Billy bolts up so fast he almost falls off the couch. It’s Pearson Street, not Fallujah, and that’s not Albie Stark gasping for breath.

He hurries into the bedroom and finds Alice sitting up in bed with one hand grasping her throat, horribly like Albie when Albie at first thought the bullet just clipped him. Her eyes are wide and full of panic.

‘Wash …’ Whoop! ‘… cloth!’ Whoop!

He goes into the bathroom and gets one. Wets it down without waiting for the tap to run warm, comes back and drapes it over her face, glad to cover eyes so wide they look ready to fall out of their sockets and dangle on her cheeks.

She keeps gasping.

He sings the first line of ‘Teddy Bears’ Picnic’ to her.

Whoop! Whoop! is his answer.

‘Give it back to me, Alice! Sing! It’ll open you up! If you go down to the woods today …’

‘If you … go down … to the woods today …’ A gasp after every two or three words.

‘You’re sure of a big surprise.’

Under the washcloth, Alice shakes her head. He grasps her shoulder, the bruised one, knowing he’s hurting her but doing it anyway. Anything to get through to her. ‘All in one breath, you’re sure of a big surprise.’

‘You’re sure … big surprise.’ Whoop!

‘Not perfect but not bad. Now both lines together, and put some feeling into it. If you go down to the woods today, you’re sure of a big surprise. With me. à deux.’

She does it with him, her half of the duet muffled by the wet washcloth where a crescent of mouth-shaped shadow appears each time she inhales.

He sits beside her as her breathing finally begins to ease. He puts an arm around her shoulders. ‘You’re all right. You’re okay.’

She takes the washcloth off her face.

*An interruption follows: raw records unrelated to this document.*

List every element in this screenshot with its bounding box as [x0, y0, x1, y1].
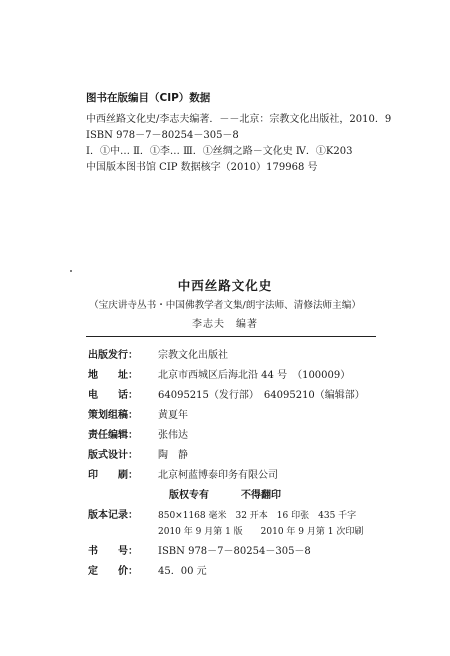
- printer-value: 北京柯蓝博泰印务有限公司: [158, 470, 278, 481]
- divider-rule: [86, 336, 376, 337]
- editor-row: [88, 426, 188, 441]
- publisher-label: 出版发行：: [88, 350, 138, 361]
- cip-line-4: 中国版本图书馆 CIP 数据核字（2010）179968 号: [86, 162, 318, 173]
- publisher-row: [88, 346, 228, 361]
- scan-speck: [70, 270, 72, 272]
- phone-value: 64095215（发行部） 64095210（编辑部）: [158, 390, 365, 401]
- edition-label: 版本记录：: [88, 510, 138, 521]
- cip-heading: 图书在版编目（CIP）数据: [86, 92, 211, 104]
- edition-value-2: 2010 年 9 月第 1 版 2010 年 9 月第 1 次印刷: [158, 527, 364, 537]
- planner-value: 黄夏年: [158, 410, 188, 421]
- phone-label: 电 话：: [88, 390, 138, 401]
- printer-label: 印 刷：: [88, 470, 138, 481]
- phone-row: [88, 386, 365, 401]
- book-title: 中西丝路文化史: [177, 278, 273, 293]
- cip-line-3: Ⅰ．①中… Ⅱ．①李… Ⅲ．①丝绸之路－文化史 Ⅳ．①K203: [86, 146, 353, 157]
- isbn-label: 书 号：: [88, 546, 138, 557]
- publisher-value: 宗教文化出版社: [158, 350, 228, 361]
- cip-line-2: ISBN 978－7－80254－305－8: [86, 130, 239, 141]
- price-value: 45．00 元: [158, 566, 207, 577]
- isbn-value: ISBN 978－7－80254－305－8: [158, 546, 311, 557]
- rights-line: [0, 486, 450, 501]
- address-row: [88, 366, 350, 381]
- isbn-row: [88, 542, 311, 557]
- book-author: 李志夫 编著: [192, 319, 258, 330]
- price-row: [88, 562, 207, 577]
- address-value: 北京市西城区后海北沿 44 号 （100009）: [158, 370, 351, 381]
- price-label: 定 价：: [88, 566, 138, 577]
- planner-row: [88, 406, 188, 421]
- rights-text-2: 不得翻印: [241, 490, 281, 501]
- planner-label: 策划组稿：: [88, 410, 138, 421]
- designer-row: [88, 446, 188, 461]
- printer-row: [88, 466, 278, 481]
- editor-value: 张伟达: [158, 430, 188, 441]
- editor-label: 责任编辑：: [88, 430, 138, 441]
- rights-text-1: 版权专有: [169, 490, 209, 501]
- book-series: （宝庆讲寺丛书・中国佛教学者文集/朗宇法师、清修法师主编）: [89, 300, 361, 311]
- address-label: 地 址：: [88, 370, 138, 381]
- cip-line-1: 中西丝路文化史/李志夫编著．－－北京：宗教文化出版社，2010．9: [86, 114, 392, 125]
- designer-label: 版式设计：: [88, 450, 138, 461]
- edition-value-1: 850×1168 毫米 32 开本 16 印张 435 千字: [158, 511, 357, 521]
- designer-value: 陶 静: [158, 450, 188, 461]
- edition-row: [88, 506, 356, 521]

Locks of damp dark hair are stuck to her forehead. ‘What’s that song?’

‘“Teddy Bears’ Picnic.”’

‘Does it always work?’

‘Yes.’ Unless, that is, half of your throat has been blown out.

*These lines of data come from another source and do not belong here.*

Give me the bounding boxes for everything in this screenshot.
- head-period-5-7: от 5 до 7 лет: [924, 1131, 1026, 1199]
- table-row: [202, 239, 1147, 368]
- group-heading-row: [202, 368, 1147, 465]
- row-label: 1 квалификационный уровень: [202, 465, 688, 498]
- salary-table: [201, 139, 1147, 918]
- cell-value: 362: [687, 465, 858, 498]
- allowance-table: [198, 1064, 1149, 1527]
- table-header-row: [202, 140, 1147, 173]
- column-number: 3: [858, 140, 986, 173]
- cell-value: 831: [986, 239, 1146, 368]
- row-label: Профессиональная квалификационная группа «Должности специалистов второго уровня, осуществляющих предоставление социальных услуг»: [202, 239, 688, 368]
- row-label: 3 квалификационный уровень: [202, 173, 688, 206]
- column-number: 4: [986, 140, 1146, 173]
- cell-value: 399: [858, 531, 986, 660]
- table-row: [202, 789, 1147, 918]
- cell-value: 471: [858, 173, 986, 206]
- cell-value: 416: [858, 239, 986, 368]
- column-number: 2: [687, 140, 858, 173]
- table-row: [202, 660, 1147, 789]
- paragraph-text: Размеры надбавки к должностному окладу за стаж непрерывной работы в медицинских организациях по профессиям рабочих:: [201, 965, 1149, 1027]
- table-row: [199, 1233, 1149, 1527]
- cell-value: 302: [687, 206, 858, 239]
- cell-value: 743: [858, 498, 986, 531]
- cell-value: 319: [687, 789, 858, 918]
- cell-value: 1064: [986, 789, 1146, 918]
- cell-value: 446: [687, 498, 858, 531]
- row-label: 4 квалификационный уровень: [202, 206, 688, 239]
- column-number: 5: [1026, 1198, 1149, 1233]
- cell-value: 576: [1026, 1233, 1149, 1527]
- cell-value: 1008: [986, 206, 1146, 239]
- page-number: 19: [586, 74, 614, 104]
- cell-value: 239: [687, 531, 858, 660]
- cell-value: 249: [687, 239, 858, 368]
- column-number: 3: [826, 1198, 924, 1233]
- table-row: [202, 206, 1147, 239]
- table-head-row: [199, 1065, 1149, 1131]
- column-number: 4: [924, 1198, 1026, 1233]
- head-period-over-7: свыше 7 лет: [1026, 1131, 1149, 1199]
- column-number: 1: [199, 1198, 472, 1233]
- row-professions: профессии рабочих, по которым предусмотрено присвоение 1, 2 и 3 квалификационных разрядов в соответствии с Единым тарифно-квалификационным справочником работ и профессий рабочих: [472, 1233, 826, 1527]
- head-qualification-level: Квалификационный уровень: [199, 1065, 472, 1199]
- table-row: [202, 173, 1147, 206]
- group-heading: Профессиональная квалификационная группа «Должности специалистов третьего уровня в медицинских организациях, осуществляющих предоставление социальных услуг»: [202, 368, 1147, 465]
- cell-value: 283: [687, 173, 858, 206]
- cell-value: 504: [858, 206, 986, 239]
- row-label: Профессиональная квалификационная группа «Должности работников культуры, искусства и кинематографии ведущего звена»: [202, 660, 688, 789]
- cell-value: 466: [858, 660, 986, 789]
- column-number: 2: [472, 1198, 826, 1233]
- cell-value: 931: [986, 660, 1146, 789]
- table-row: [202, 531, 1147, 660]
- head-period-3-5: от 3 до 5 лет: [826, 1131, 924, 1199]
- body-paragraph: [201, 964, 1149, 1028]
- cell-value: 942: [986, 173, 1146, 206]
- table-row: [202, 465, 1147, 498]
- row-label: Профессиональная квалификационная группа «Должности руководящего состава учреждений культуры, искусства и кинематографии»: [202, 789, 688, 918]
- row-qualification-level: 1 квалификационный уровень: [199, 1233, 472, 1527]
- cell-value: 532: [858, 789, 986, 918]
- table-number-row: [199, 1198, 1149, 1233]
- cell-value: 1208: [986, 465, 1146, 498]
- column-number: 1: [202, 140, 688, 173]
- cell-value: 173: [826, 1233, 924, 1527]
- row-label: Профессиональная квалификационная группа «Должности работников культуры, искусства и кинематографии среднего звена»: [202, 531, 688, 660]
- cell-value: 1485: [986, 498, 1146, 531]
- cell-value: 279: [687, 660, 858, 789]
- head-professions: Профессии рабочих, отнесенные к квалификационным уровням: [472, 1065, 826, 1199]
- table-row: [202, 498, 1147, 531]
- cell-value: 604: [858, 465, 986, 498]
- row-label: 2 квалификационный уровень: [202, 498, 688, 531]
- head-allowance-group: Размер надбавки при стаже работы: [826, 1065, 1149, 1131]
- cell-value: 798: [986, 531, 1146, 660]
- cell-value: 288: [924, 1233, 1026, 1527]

‘I need to have it on my phone.’ Then she remembers. ‘Shit, my phone is gone.’

‘I’ll put it on one of the laptops,’ Billy says, and points to the living room.

‘Why do you have so many? What are they for?’

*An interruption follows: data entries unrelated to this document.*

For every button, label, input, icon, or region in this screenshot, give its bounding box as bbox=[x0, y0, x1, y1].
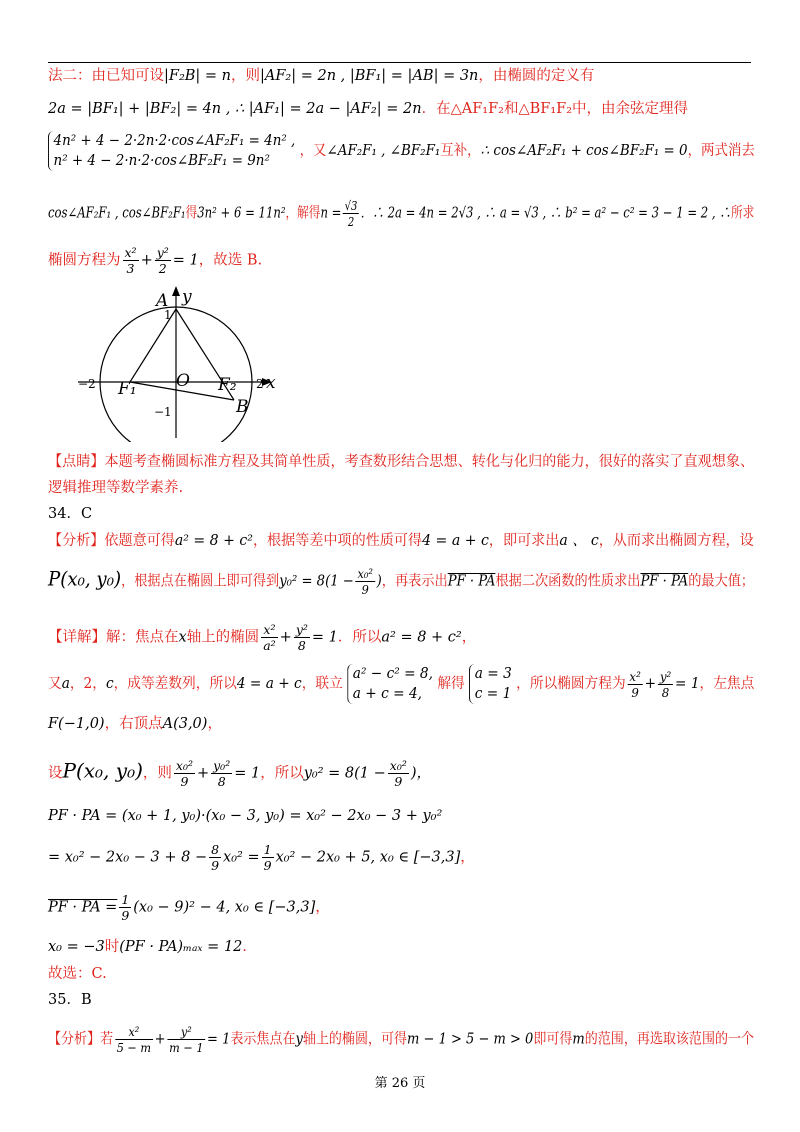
ellipse-figure bbox=[70, 282, 290, 442]
tick-neg2: −2 bbox=[78, 377, 96, 391]
q34-detail-line-7: PF · PA = $\frac{1}{9}$ (x₀ − 9)² − 4, x₀ ∈ [−3,3]， bbox=[48, 892, 330, 923]
method2-line-1: 法二：由已知可设|F₂B| = n，则|AF₂| = 2n , |BF₁| = |AB| = 3n，由椭圆的定义有 bbox=[48, 68, 595, 84]
q34-number: 34．C bbox=[48, 506, 93, 522]
header-rule bbox=[48, 62, 751, 63]
comment-line-2: 逻辑推理等数学素养. bbox=[48, 480, 184, 496]
label-y: y bbox=[182, 287, 192, 307]
comment-line-1: 【点睛】本题考查椭圆标准方程及其简单性质，考查数形结合思想、转化与化归的能力，很好的落实了直观想象、 bbox=[48, 454, 755, 470]
q34-analysis-line-1: 【分析】依题意可得a² = 8 + c²，根据等差中项的性质可得4 = a + c，即可求出a 、 c，从而求出椭圆方程，设 bbox=[48, 533, 754, 549]
method2-line-5: 椭圆方程为 $\frac{\text{x²}}{3}$ + $\frac{\text{y²}}{2}$ = 1，故选 B. bbox=[48, 245, 263, 276]
q34-detail-line-4: 设P(x₀, y₀)，则 $\frac{\text{x₀²}}{9}$ + $\frac{\text{y₀²}}{8}$ = 1，所以y₀² = 8(1 − $\frac{\text{x₀²}}{9}$ )， bbox=[48, 758, 432, 789]
tick-1: 1 bbox=[164, 308, 172, 322]
q34-detail-line-5: PF · PA = (x₀ + 1, y₀)·(x₀ − 3, y₀) = x₀² − 2x₀ − 3 + y₀² bbox=[48, 808, 443, 824]
q34-detail-line-1: 【详解】解：焦点在x轴上的椭圆 $\frac{\text{x²}}{\text{a²}}$ + $\frac{\text{y²}}{8}$ = 1．所以a² = 8 + c²， bbox=[48, 622, 477, 653]
label-A: A bbox=[156, 291, 169, 311]
label-F1: F₁ bbox=[118, 379, 137, 399]
q34-answer: 故选：C. bbox=[48, 966, 107, 982]
cosine-system: 4n² + 4 − 2·2n·2·cos∠AF₂F₁ = 4n² , n² + 4 − 2·n·2·cos∠BF₂F₁ = 9n² bbox=[48, 131, 295, 171]
page-number: 第 26 页 bbox=[374, 1076, 426, 1091]
q34-detail-line-6: = x₀² − 2x₀ − 3 + 8 − $\frac{8}{9}$ x₀² = $\frac{1}{9}$ x₀² − 2x₀ + 5, x₀ ∈ [−3,3]， bbox=[48, 842, 475, 873]
system-ac: a² − c² = 8, a + c = 4, bbox=[347, 664, 433, 704]
method2-line-3: 4n² + 4 − 2·2n·2·cos∠AF₂F₁ = 4n² , n² + 4 − 2·n·2·cos∠BF₂F₁ = 9n² ，又∠AF₂F₁ , ∠BF₂F₁互补，∴ cos∠AF₂F₁ + cos∠BF₂F₁ = 0，两式消去 bbox=[48, 131, 755, 171]
tick-2: 2 bbox=[256, 377, 264, 391]
q34-detail-line-8: x₀ = −3时(PF · PA)ₘₐₓ = 12． bbox=[48, 939, 257, 955]
method2-line-4: cos∠AF₂F₁ , cos∠BF₂F₁得3n² + 6 = 11n²，解得n = $\frac{√3}{2}$ ．∴ 2a = 4n = 2√3 , ∴ a = √3 , ∴ b² = a² − c² = 3 − 1 = 2 , ∴所求 bbox=[48, 198, 755, 229]
label-F2: F₂ bbox=[218, 375, 237, 395]
label-x: x bbox=[266, 373, 276, 393]
q35-number: 35．B bbox=[48, 992, 92, 1008]
system-solution: a = 3 c = 1 bbox=[469, 664, 512, 704]
method2-line-2: 2a = |BF₁| + |BF₂| = 4n , ∴ |AF₁| = 2a − |AF₂| = 2n．在△AF₁F₂和△BF₁F₂中，由余弦定理得 bbox=[48, 101, 689, 117]
label-B: B bbox=[236, 397, 249, 417]
tick-neg1: −1 bbox=[154, 405, 172, 419]
y-axis-arrow bbox=[172, 286, 180, 296]
q34-analysis-line-2: P(x₀, y₀)，根据点在椭圆上即可得到y₀² = 8(1 − $\frac{\text{x₀²}}{9}$ )，再表示出PF · PA根据二次函数的性质求出PF · PA的最大值； bbox=[48, 566, 755, 597]
q35-analysis-line-1: 【分析】若 $\frac{\text{x²}}{5 - m}$ + $\frac{\text{y²}}{m - 1}$ = 1表示焦点在y轴上的椭圆，可得m − 1 > 5 − m > 0即可得m的范围，再选取该范围的一个 bbox=[48, 1024, 755, 1055]
q34-detail-line-2: 又a，2，c，成等差数列，所以4 = a + c，联立 a² − c² = 8, a + c = 4, 解得 a = 3 c = 1 ，所以椭圆方程为 $\frac{\text{x²}}{9}$ + $\frac{\text{y²}}{8}$ = 1，左焦点 bbox=[48, 666, 755, 702]
label-O: O bbox=[176, 371, 190, 391]
q34-detail-line-3: F(−1,0)，右顶点A(3,0)， bbox=[48, 716, 222, 732]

‘Verisimilitude. That means—’

‘I know what it means. Part of your disguise. Like the wig and the fake belly.’ She uses the heel of her hand to brush the damp locks off her forehead. ‘I dreamed he was choking me. Tripp. I thought he was going to choke me to death. He was saying “Get them panties down” in this funny growling voice that wasn’t like his regular voice. Then I woke up—’

‘—and you couldn’t breathe.’

She nods.

‘Have you ever seen a movie called Deliverance? Guys on a canoe trip?’

She looks at him as if he’s gone crazy. ‘No. What’s that got to do with the price of tea in China?’

‘Get them panties down is a line from the movie.’ He touches the marks on the side of her neck, very lightly. ‘Your dream was a recovered memory. That’s possibly the last thing you heard before you went all the way out, not just from whatever he put in your drink but because he choked you. Lucky he didn’t kill you. It probably wouldn’t have been on purpose, but you’d have been just as dead.’